I heard a colleague laughing about a trainee who shook from fear while making a presentation. Sigh. That’s not a problematic trainee, that a problematic mentor. A mentee who is given a task they are not yet ready for is a sign of a cruel and incompetent mentor. We in the business world are not in a war – we have no need to employ special forces training techniques.
Most mentor-mentee relationships are problematic. It’s like childhood: either it’s perfect, then it ends and you miss it forever or it’s horrible but you learn survival lessons. For help I suggest Ted Lasso and My Fair Lady.

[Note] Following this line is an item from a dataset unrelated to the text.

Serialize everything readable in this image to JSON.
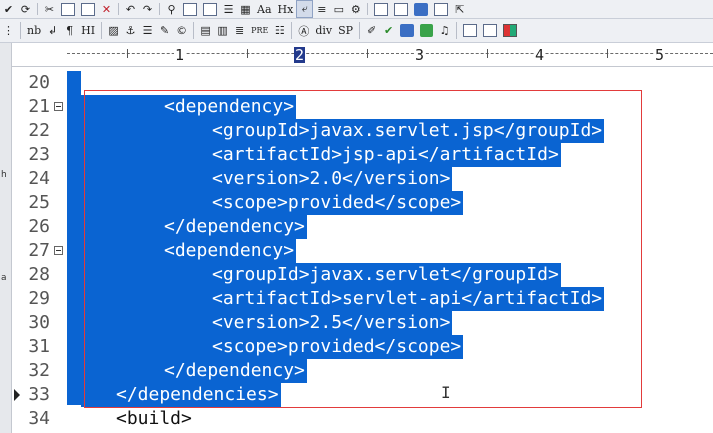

Ted Lasso is full of characters trying (and failing) to mentor/ be mentored. Lasso tries to help Roy Kent (success), Nathan Shelley (failure) Jamie Tartt (mixed, trending towards positive). And you can compare the style of Lasso (talk-it-all-through) with Coach Beard (silence and pointed looks).
Rebecca Welton does a great job mentoring Keeley Jones (mentor as friend trope), especially when Rebecca lets go when Keeley no longer needs mentoring.
Leslie Higgins is an example of someone you would not want as your mentor as he is often clueless. He usually has no idea what is the right advice is so despite his kindness and knowledge, don’t put someone like him in charge of anyone. Leave him as the general sounding board who people go to when they need a kindly soul who means well. And yes, all teams need someone like this with the Kleenex, chocolates, bumbling manner and platitudes. And how lovely that this character is MALE. See also Dani Rojas, he wouldn’t be a good mentor because all that positivity is self-generated, he can’t teach that.
On the other end of the spectrum: Dr. Sharon Fieldstone. Excellent at her job and the right fit as a mentor for someone with a lot of self-confidence, who doesn’t need small-talk or bonding. See also, Jan Maas and Trent Crimm, The Independent.
[Note Sharon, Jan and Trent should not be confused with Rupert, also good at his job and caustic but… Rupert is selfish, not self-assured. Huge difference. Learn to spot that difference.]
Sam Obisanya = dream mentor. Intelligent, kind, thoughtful, reflective, wise, positive and slow to speak.
Isaac McAdoo shows the nice arc of a person who goes from needing a mentor to becoming a mentor.
In terms of My Fair Lady, Henry Higgens is the perfect warning of why you don’t the cleverest person in the room to be your mentor. Brilliant egotistical bastards are dangerous in their utterly blindness to basics.
He also serves as a cautionary tale to those who want a mentee as a way to prove how smart they are. Your mentee might end up better than you and you will be both successful and bereft.
Colonel Pickering is the Leslie Higgins type.
Eliza Doolittle is every mentee who watcher her mentor take credit for HER achievement.